There are two grounds for denaturalization: committing serious human rights violations before naturalization and committing fraud during the naturalization process. Officials must also demonstrate a person lacks “good moral character.” The most common targets in recent decades were naturalized citizens with undisclosed Nazi pasts, such as Feodor Fedorenko, who kept secret that he’d been a guard at the Treblinka extermination camp. He was denaturalized in 1981 and deported to his native USSR, where he was executed in 1987. Denaturalization investigations began to ramp up with the 2010 launch of Operation Janus under President Obama, which used new digital tools to search for discrepancies in fingerprint data that might indicate naturalization fraud. Some 315,000 potential cases were flagged, but because such investigations require significant resources, the first Janus denaturalization occurred in 2018, under President Trump. Around that same time, Trump created a “denaturalization task force” to examine the files of some 700,000 naturalized citizens. In total, 102 denaturalization cases were filed during the first Trump administration; the Biden administration filed 24.
Who’s being targeted now?
The DOJ’s June memo lists 10 potential grounds for denaturalization, including having links to terrorism, gangs, or cartels; committing fraud against the government or individuals; and “any other cases” deemed “sufficiently important to pursue.” Immigration experts and former officials warn that the memo is so broad that it could be used to denaturalize Americans for minor infractions, such as an underpayment of taxes. Rep. Andy Ogles (R-Tenn.) has argued that Mamdani should be denaturalized for writing rap lyrics that, he said, suggest support for Hamas. Immigration lawyers say such an argument is unlikely to succeed in court, because in civil denaturalization cases the government has to show “clear, convincing, and unequivocal evidence which does not leave the issue in doubt.” Playing a “game of gotcha with naturalization applicants isn’t going to work,” said Jeremy McKinney, former president of the American Immigration Lawyers Association. But he notes that simply threatening denaturalization can “create a climate of panic and anxiety and fear” in which naturalized critics of the Trump administration may think twice before speaking up. “They’re doing that very well,” said McKinney. “So, mission accomplished in that regard.”

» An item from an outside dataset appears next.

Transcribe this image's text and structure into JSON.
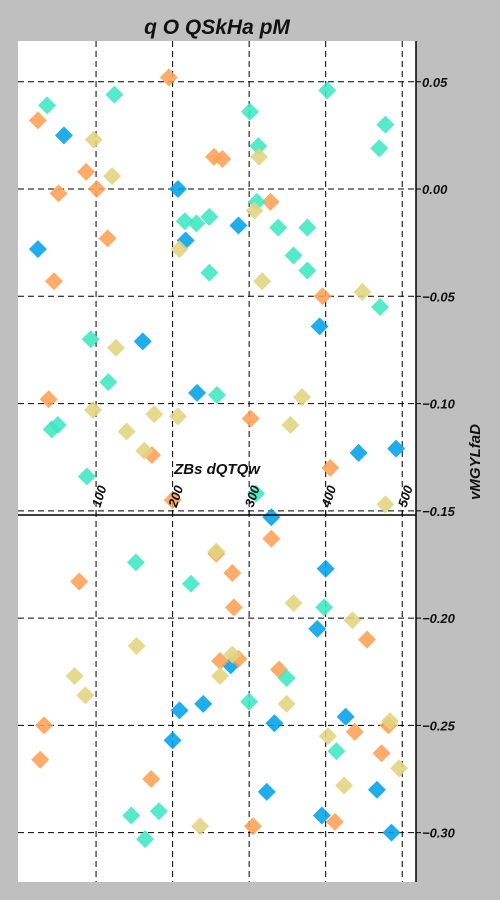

Denaturalized for political beliefs
The idea of using denaturalization to root out supposedly un-American behavior has a long but not always successful history. In 1939, the U.S. government sought to revoke the citizenship of Russia-born William Schneiderman, then secretary of the Communist Party’s California branch. Officials alleged Schneiderman’s citizenship had been obtained through fraud, since he could not have pledged to support the Constitution—as naturalization law required—while simultaneously belonging to a party that advocated revolution. A federal court agreed and Schneiderman was denaturalized. The case was successfully appealed to the Supreme Court by Wendell Willkie, the 1940 Republican nominee for president, and in 1943 the justices ruled that Schneiderman had not acted fraudulently; the citizenship application didn’t ask if he was a Communist, so he could not have lied. The justices also stressed that the First Amendment protects freedom of thought, including political beliefs, setting a precedent that could become relevant if Trump acts on his threats. “The constitutional fathers, fresh from a revolution, did not forge a political straitjacket for the generations to come,” wrote Justice Frank Murphy.